The documentation requirements alone are substantial. TECHLAWG advises on the legal compliance aspects of the Conformity Assessment and drafts the required transparency disclosures, terms, and user-facing documentation. See our EU AI Act Compliance service.
The GDPR + EU AI Act stacked compliance problem
Most SaaS companies with AI features face obligations under both GDPR and the EU AI Act simultaneously. High-risk AI systems that process personal data require both a GDPR Data Protection Impact Assessment and an AI Act Conformity Assessment. Training AI models on personal data requires both a GDPR lawful basis and AI Act data governance compliance. Failure under either framework is independently enforceable.
What you need to do now
- Inventory all AI features in your product — including third-party AI APIs you integrate
- Classify each system under the four-tier framework
- For limited-risk systems: draft and implement the required transparency disclosures before August 2, 2026
- For high-risk systems: begin the Conformity Assessment process immediately — it cannot be completed quickly
- Update your Terms of Service, Privacy Policy, and user notices to reflect AI Act obligations
- Review AI vendor agreements for EU AI Act compliance pass-through provisions
Frequently Asked Questions
What happens if I miss the EU AI Act deadline?

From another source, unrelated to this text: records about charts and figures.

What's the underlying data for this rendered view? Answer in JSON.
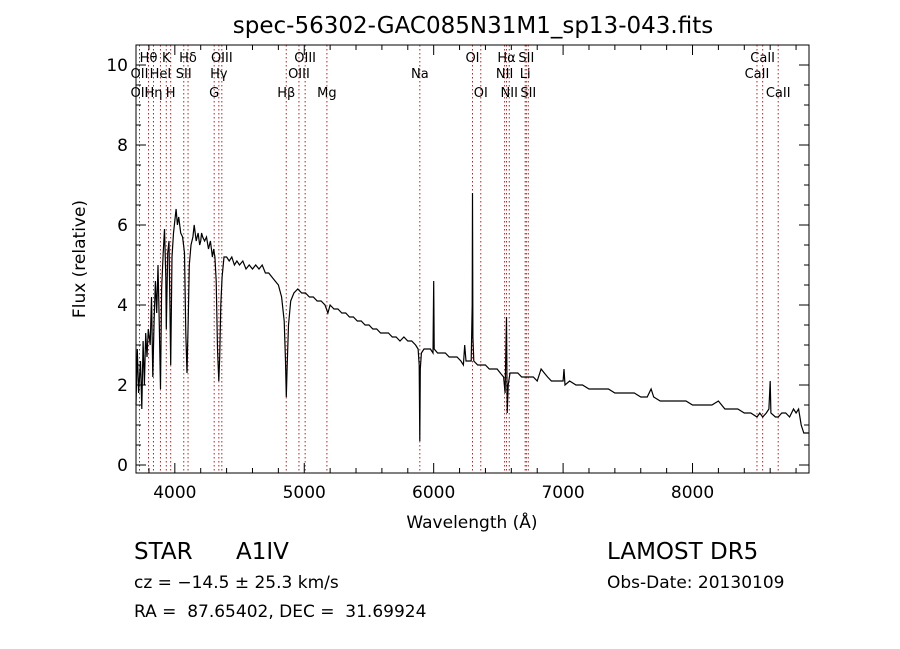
{
  "chart_data": {
    "type": "line",
    "title": "spec-56302-GAC085N31M1_sp13-043.fits",
    "xlabel": "Wavelength (Å)",
    "ylabel": "Flux (relative)",
    "xlim": [
      3700,
      8900
    ],
    "ylim": [
      -0.2,
      10.5
    ],
    "x_ticks": [
      4000,
      5000,
      6000,
      7000,
      8000
    ],
    "y_ticks": [
      0,
      2,
      4,
      6,
      8,
      10
    ],
    "grid": false,
    "line_color": "#000000",
    "marker_color": "#b22222",
    "spectrum": [
      [
        3700,
        1.5
      ],
      [
        3710,
        2.9
      ],
      [
        3720,
        1.8
      ],
      [
        3735,
        2.6
      ],
      [
        3745,
        1.4
      ],
      [
        3755,
        3.1
      ],
      [
        3765,
        2.0
      ],
      [
        3775,
        3.3
      ],
      [
        3785,
        2.7
      ],
      [
        3795,
        3.4
      ],
      [
        3810,
        3.0
      ],
      [
        3820,
        4.2
      ],
      [
        3830,
        2.2
      ],
      [
        3840,
        3.6
      ],
      [
        3850,
        4.6
      ],
      [
        3860,
        3.8
      ],
      [
        3870,
        5.0
      ],
      [
        3880,
        3.5
      ],
      [
        3889,
        1.9
      ],
      [
        3898,
        4.4
      ],
      [
        3910,
        5.3
      ],
      [
        3920,
        5.9
      ],
      [
        3930,
        4.7
      ],
      [
        3934,
        3.4
      ],
      [
        3945,
        5.3
      ],
      [
        3955,
        5.6
      ],
      [
        3962,
        4.0
      ],
      [
        3968,
        2.5
      ],
      [
        3978,
        5.2
      ],
      [
        3990,
        5.8
      ],
      [
        4000,
        6.1
      ],
      [
        4010,
        6.4
      ],
      [
        4020,
        6.0
      ],
      [
        4030,
        6.2
      ],
      [
        4045,
        5.8
      ],
      [
        4060,
        5.7
      ],
      [
        4075,
        5.3
      ],
      [
        4085,
        3.3
      ],
      [
        4094,
        2.3
      ],
      [
        4103,
        3.6
      ],
      [
        4112,
        5.0
      ],
      [
        4125,
        5.5
      ],
      [
        4140,
        5.7
      ],
      [
        4150,
        6.0
      ],
      [
        4165,
        5.6
      ],
      [
        4180,
        5.8
      ],
      [
        4192,
        5.5
      ],
      [
        4200,
        5.6
      ],
      [
        4207,
        5.8
      ],
      [
        4215,
        5.7
      ],
      [
        4230,
        5.6
      ],
      [
        4245,
        5.7
      ],
      [
        4260,
        5.4
      ],
      [
        4275,
        5.6
      ],
      [
        4290,
        5.2
      ],
      [
        4300,
        5.4
      ],
      [
        4310,
        5.2
      ],
      [
        4320,
        4.6
      ],
      [
        4330,
        2.9
      ],
      [
        4340,
        2.1
      ],
      [
        4347,
        2.7
      ],
      [
        4355,
        4.0
      ],
      [
        4365,
        4.7
      ],
      [
        4380,
        5.2
      ],
      [
        4400,
        5.2
      ],
      [
        4420,
        5.1
      ],
      [
        4440,
        5.2
      ],
      [
        4460,
        5.0
      ],
      [
        4480,
        5.1
      ],
      [
        4500,
        5.0
      ],
      [
        4525,
        5.1
      ],
      [
        4550,
        4.9
      ],
      [
        4575,
        5.0
      ],
      [
        4600,
        4.9
      ],
      [
        4625,
        5.0
      ],
      [
        4650,
        4.9
      ],
      [
        4675,
        5.0
      ],
      [
        4700,
        4.8
      ],
      [
        4725,
        4.8
      ],
      [
        4750,
        4.7
      ],
      [
        4775,
        4.6
      ],
      [
        4800,
        4.5
      ],
      [
        4825,
        4.2
      ],
      [
        4845,
        3.6
      ],
      [
        4855,
        2.6
      ],
      [
        4861,
        1.7
      ],
      [
        4868,
        2.5
      ],
      [
        4878,
        3.5
      ],
      [
        4895,
        4.1
      ],
      [
        4920,
        4.3
      ],
      [
        4950,
        4.4
      ],
      [
        4980,
        4.3
      ],
      [
        5010,
        4.3
      ],
      [
        5040,
        4.2
      ],
      [
        5070,
        4.2
      ],
      [
        5100,
        4.1
      ],
      [
        5130,
        4.1
      ],
      [
        5160,
        4.0
      ],
      [
        5183,
        3.8
      ],
      [
        5200,
        4.0
      ],
      [
        5230,
        3.9
      ],
      [
        5260,
        3.9
      ],
      [
        5290,
        3.8
      ],
      [
        5320,
        3.8
      ],
      [
        5350,
        3.7
      ],
      [
        5380,
        3.7
      ],
      [
        5410,
        3.6
      ],
      [
        5440,
        3.6
      ],
      [
        5470,
        3.5
      ],
      [
        5500,
        3.5
      ],
      [
        5530,
        3.4
      ],
      [
        5560,
        3.4
      ],
      [
        5590,
        3.3
      ],
      [
        5620,
        3.3
      ],
      [
        5650,
        3.3
      ],
      [
        5680,
        3.2
      ],
      [
        5710,
        3.2
      ],
      [
        5740,
        3.1
      ],
      [
        5770,
        3.2
      ],
      [
        5800,
        3.1
      ],
      [
        5830,
        3.1
      ],
      [
        5860,
        3.0
      ],
      [
        5880,
        2.9
      ],
      [
        5888,
        2.5
      ],
      [
        5893,
        0.6
      ],
      [
        5897,
        2.4
      ],
      [
        5905,
        2.8
      ],
      [
        5925,
        2.9
      ],
      [
        5950,
        2.9
      ],
      [
        5975,
        2.9
      ],
      [
        5995,
        2.8
      ],
      [
        6000,
        4.6
      ],
      [
        6004,
        2.9
      ],
      [
        6030,
        2.8
      ],
      [
        6060,
        2.8
      ],
      [
        6090,
        2.8
      ],
      [
        6120,
        2.7
      ],
      [
        6150,
        2.7
      ],
      [
        6180,
        2.7
      ],
      [
        6210,
        2.6
      ],
      [
        6230,
        2.5
      ],
      [
        6240,
        3.0
      ],
      [
        6250,
        2.6
      ],
      [
        6270,
        2.6
      ],
      [
        6290,
        2.6
      ],
      [
        6298,
        4.0
      ],
      [
        6300,
        6.8
      ],
      [
        6303,
        3.2
      ],
      [
        6310,
        2.6
      ],
      [
        6340,
        2.5
      ],
      [
        6370,
        2.5
      ],
      [
        6400,
        2.5
      ],
      [
        6430,
        2.4
      ],
      [
        6460,
        2.4
      ],
      [
        6490,
        2.4
      ],
      [
        6515,
        2.3
      ],
      [
        6540,
        2.2
      ],
      [
        6552,
        1.8
      ],
      [
        6558,
        2.9
      ],
      [
        6563,
        3.7
      ],
      [
        6568,
        1.3
      ],
      [
        6576,
        2.0
      ],
      [
        6590,
        2.3
      ],
      [
        6620,
        2.3
      ],
      [
        6650,
        2.3
      ],
      [
        6680,
        2.2
      ],
      [
        6710,
        2.2
      ],
      [
        6740,
        2.2
      ],
      [
        6770,
        2.2
      ],
      [
        6800,
        2.1
      ],
      [
        6830,
        2.4
      ],
      [
        6855,
        2.3
      ],
      [
        6880,
        2.2
      ],
      [
        6910,
        2.1
      ],
      [
        6940,
        2.1
      ],
      [
        6970,
        2.1
      ],
      [
        7000,
        2.1
      ],
      [
        7007,
        2.4
      ],
      [
        7015,
        2.0
      ],
      [
        7050,
        2.1
      ],
      [
        7100,
        2.0
      ],
      [
        7150,
        2.0
      ],
      [
        7200,
        1.9
      ],
      [
        7250,
        1.9
      ],
      [
        7300,
        1.9
      ],
      [
        7350,
        1.9
      ],
      [
        7400,
        1.8
      ],
      [
        7450,
        1.8
      ],
      [
        7500,
        1.8
      ],
      [
        7550,
        1.8
      ],
      [
        7600,
        1.7
      ],
      [
        7650,
        1.7
      ],
      [
        7680,
        1.9
      ],
      [
        7700,
        1.7
      ],
      [
        7750,
        1.6
      ],
      [
        7800,
        1.6
      ],
      [
        7850,
        1.6
      ],
      [
        7900,
        1.6
      ],
      [
        7950,
        1.6
      ],
      [
        8000,
        1.5
      ],
      [
        8050,
        1.5
      ],
      [
        8100,
        1.5
      ],
      [
        8150,
        1.5
      ],
      [
        8200,
        1.6
      ],
      [
        8250,
        1.4
      ],
      [
        8300,
        1.4
      ],
      [
        8350,
        1.4
      ],
      [
        8400,
        1.3
      ],
      [
        8450,
        1.3
      ],
      [
        8498,
        1.2
      ],
      [
        8520,
        1.3
      ],
      [
        8542,
        1.2
      ],
      [
        8570,
        1.3
      ],
      [
        8590,
        1.4
      ],
      [
        8600,
        2.1
      ],
      [
        8606,
        1.3
      ],
      [
        8640,
        1.2
      ],
      [
        8662,
        1.2
      ],
      [
        8690,
        1.3
      ],
      [
        8720,
        1.3
      ],
      [
        8750,
        1.2
      ],
      [
        8780,
        1.4
      ],
      [
        8800,
        1.3
      ],
      [
        8820,
        1.4
      ],
      [
        8840,
        1.0
      ],
      [
        8860,
        0.8
      ],
      [
        8890,
        0.8
      ],
      [
        8900,
        0.8
      ]
    ],
    "lines": [
      {
        "label": "OII",
        "wave": 3727,
        "row": 2,
        "dx": 0
      },
      {
        "label": "Hθ",
        "wave": 3797,
        "row": 1,
        "dx": 0
      },
      {
        "label": "OII",
        "wave": 3727,
        "row": 3,
        "dx": 0
      },
      {
        "label": "Hη",
        "wave": 3835,
        "row": 3,
        "dx": 0
      },
      {
        "label": "HeI",
        "wave": 3889,
        "row": 2,
        "dx": 0
      },
      {
        "label": "K",
        "wave": 3934,
        "row": 1,
        "dx": 0
      },
      {
        "label": "H",
        "wave": 3968,
        "row": 3,
        "dx": 0
      },
      {
        "label": "Hδ",
        "wave": 4102,
        "row": 1,
        "dx": 0
      },
      {
        "label": "SII",
        "wave": 4069,
        "row": 2,
        "dx": 0
      },
      {
        "label": "OIII",
        "wave": 4363,
        "row": 1,
        "dx": 0
      },
      {
        "label": "Hγ",
        "wave": 4340,
        "row": 2,
        "dx": 0
      },
      {
        "label": "G",
        "wave": 4304,
        "row": 3,
        "dx": 0
      },
      {
        "label": "Hβ",
        "wave": 4861,
        "row": 3,
        "dx": 0
      },
      {
        "label": "OIII",
        "wave": 5007,
        "row": 1,
        "dx": 0
      },
      {
        "label": "OIII",
        "wave": 4959,
        "row": 2,
        "dx": 0
      },
      {
        "label": "Mg",
        "wave": 5175,
        "row": 3,
        "dx": 0
      },
      {
        "label": "Na",
        "wave": 5893,
        "row": 2,
        "dx": 0
      },
      {
        "label": "OI",
        "wave": 6300,
        "row": 1,
        "dx": 0
      },
      {
        "label": "OI",
        "wave": 6364,
        "row": 3,
        "dx": 0
      },
      {
        "label": "Hα",
        "wave": 6563,
        "row": 1,
        "dx": 0
      },
      {
        "label": "SII",
        "wave": 6716,
        "row": 1,
        "dx": 0
      },
      {
        "label": "NII",
        "wave": 6548,
        "row": 2,
        "dx": 0
      },
      {
        "label": "Li",
        "wave": 6707,
        "row": 2,
        "dx": 0
      },
      {
        "label": "NII",
        "wave": 6584,
        "row": 3,
        "dx": 0
      },
      {
        "label": "SII",
        "wave": 6731,
        "row": 3,
        "dx": 0
      },
      {
        "label": "CaII",
        "wave": 8542,
        "row": 1,
        "dx": 0
      },
      {
        "label": "CaII",
        "wave": 8498,
        "row": 2,
        "dx": 0
      },
      {
        "label": "CaII",
        "wave": 8662,
        "row": 3,
        "dx": 0
      }
    ]
  },
  "info": {
    "class_label": "STAR",
    "subclass": "A1IV",
    "survey": "LAMOST DR5",
    "cz_line": "cz = −14.5 ± 25.3 km/s",
    "obs_date": "Obs-Date: 20130109",
    "coords": "RA =  87.65402, DEC =  31.69924"
  }
}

Non-compliance with the EU AI Act is subject to fines of up to €35 million or 7% of global annual turnover for prohibited AI violations; up to €15 million or 3% for other violations; and up to €7.5 million or 1.5% for providing incorrect information to authorities. Enforcement is by national AI supervisory authorities designated by each EU member state. The European AI Office provides coordination for cross-border and GPAI matters.
Does the EU AI Act apply if I use an AI API rather than building my own model?
Yes — the EU AI Act applies to "deployers" of AI systems, not just providers. If you integrate a third-party AI API (OpenAI, Anthropic, Google, etc.) into your product and make AI-powered features available to EU users, you are a deployer under the Act and must comply with the obligations applicable to deployers of that risk tier. For high-risk AI systems, deployers have significant obligations including conducting fundamental rights impact assessments.
What is a General-Purpose AI model under the EU AI Act?
A General-Purpose AI model (GPAI) is an AI model trained on large amounts of data that can perform a wide range of tasks. The EU AI Act creates specific obligations for providers of GPAI models made available to third parties via API — including technical documentation, copyright compliance policies, usage policies, and (for models with systemic risk, assessed at over 10^25 FLOPs training compute) more extensive obligations including model evaluations and incident reporting.
How does the EU AI Act affect my chatbot?
Chatbots and AI virtual assistants are classified as Limited Risk AI systems. From August 2, 2026, you must ensure users are clearly informed at the beginning of each interaction that they are talking to an AI — unless this is obvious from context. The disclosure must be made before or at the start of the interaction. Failure to make this disclosure is a violation with fines up to €15 million or 3% of global turnover.
Do I need to register my AI system in the EU database?
High-risk AI systems under Annex III of the EU AI Act must be registered in a publicly accessible EU database before deployment. Providers must submit: their name and contact details; a description of the AI system; the intended purpose and countries of deployment; the conformity assessment applied; and the EU Declaration of Conformity. The registration requirement applies to providers, not deployers. Registration must be completed before market placement.